Comments: Browser Security UI: the horns of the dilemma

My oft repeated comments were that we had signoff on the webserver to payment gateway ... but we couldn't dictate the webserver to browser .... and almost immediately, merchants found that SSL cut webserver thruput 85-95% and so they dropped back to just using SSL with a payment/checkout button.

so the latest in this

Google's Obfuscated TCP
http://it.slashdot.org/it/08/10/08/0025258.shtml
Obfuscated TCP
http://code.google.com/p/obstcp/

However, SSL was to address two issues

1) validating that the website you think you are talking to, is the website you are talking to

2) hide information

The big problem with conditioning endusers to clicking on buttons from unvalidated sources ... is the validating part is broken.

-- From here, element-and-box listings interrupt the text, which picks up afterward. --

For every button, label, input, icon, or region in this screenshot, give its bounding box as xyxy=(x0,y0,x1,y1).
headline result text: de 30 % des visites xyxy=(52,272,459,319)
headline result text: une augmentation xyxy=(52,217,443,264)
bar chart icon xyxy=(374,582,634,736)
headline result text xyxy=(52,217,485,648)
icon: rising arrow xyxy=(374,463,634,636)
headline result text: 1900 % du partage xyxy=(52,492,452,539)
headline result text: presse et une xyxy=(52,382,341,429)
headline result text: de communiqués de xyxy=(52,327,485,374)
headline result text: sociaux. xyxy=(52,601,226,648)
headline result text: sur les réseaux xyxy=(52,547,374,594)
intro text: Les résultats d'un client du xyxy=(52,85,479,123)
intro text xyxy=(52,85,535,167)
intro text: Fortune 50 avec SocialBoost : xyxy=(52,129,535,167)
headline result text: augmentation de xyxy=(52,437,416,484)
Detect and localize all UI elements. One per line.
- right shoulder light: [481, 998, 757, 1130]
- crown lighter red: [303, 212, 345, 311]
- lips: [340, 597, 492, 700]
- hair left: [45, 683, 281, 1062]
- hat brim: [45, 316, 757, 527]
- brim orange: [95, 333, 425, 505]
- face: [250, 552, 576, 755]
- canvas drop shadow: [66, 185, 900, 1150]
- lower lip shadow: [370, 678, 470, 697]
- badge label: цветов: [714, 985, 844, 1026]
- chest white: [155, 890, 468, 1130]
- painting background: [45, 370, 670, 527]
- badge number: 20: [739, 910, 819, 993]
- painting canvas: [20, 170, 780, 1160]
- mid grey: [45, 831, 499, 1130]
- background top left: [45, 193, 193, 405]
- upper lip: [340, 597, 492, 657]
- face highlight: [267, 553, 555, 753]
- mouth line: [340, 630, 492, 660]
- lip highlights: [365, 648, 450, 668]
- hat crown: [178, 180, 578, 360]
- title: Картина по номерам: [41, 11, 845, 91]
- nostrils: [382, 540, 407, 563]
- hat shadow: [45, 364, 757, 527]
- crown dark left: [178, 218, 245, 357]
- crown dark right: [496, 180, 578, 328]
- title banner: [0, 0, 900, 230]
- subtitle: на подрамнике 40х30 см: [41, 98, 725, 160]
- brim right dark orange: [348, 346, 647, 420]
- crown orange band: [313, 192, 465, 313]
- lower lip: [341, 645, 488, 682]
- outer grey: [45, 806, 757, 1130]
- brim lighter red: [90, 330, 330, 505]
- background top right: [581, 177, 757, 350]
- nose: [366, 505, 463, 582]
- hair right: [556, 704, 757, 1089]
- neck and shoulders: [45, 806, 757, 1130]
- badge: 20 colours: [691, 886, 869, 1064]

SSL required the end user understand the relationship between the webserver they thought they were talking to and the corresponding URL ... and then the browser SSL code provided the assurance between the URL and webserver they were talking to. With the checkout/pay paradigm button clicking (provided from a non-SSL validated source), the paradigm degenerated to the webserver is whatever webserver that it claimed to be (since an unvalidated source was providing the URL, not the enduser from validated source).

recent related threads:
http://www.garlic.com/~lynn/2008n.html#96 Wachovia Bank web site
http://www.garlic.com/~lynn/2008n.html#100 Wachovia Bank web site
http://www.garlic.com/~lynn/2008o.html#4 Wachovia Bank web site
http://www.garlic.com/~lynn/2008.html#9 Homebanking authentication methods

Posted by Lynn Wheeler at October 8, 2008 10:29 AM

The obvious Barefruit attack can be extended to a more subtle attack. When Barefruit pretends to be a subdomain it breaks the browser cookie security model, enabling malicious content distributed by a compromised Barefruit to set cookies for the parent domain, thus enabling cross-site request forgery attacks to penetrate the "value in form element must match value in cookie" defense. Indeed, most web security depends on cookies and therefore on browser cookie rules, which depend in turn on DNS results. Barefruit and all the other MITM advertising servers deliberately break DNS, break the cookie security rules as a side effect, and break website security in consequence.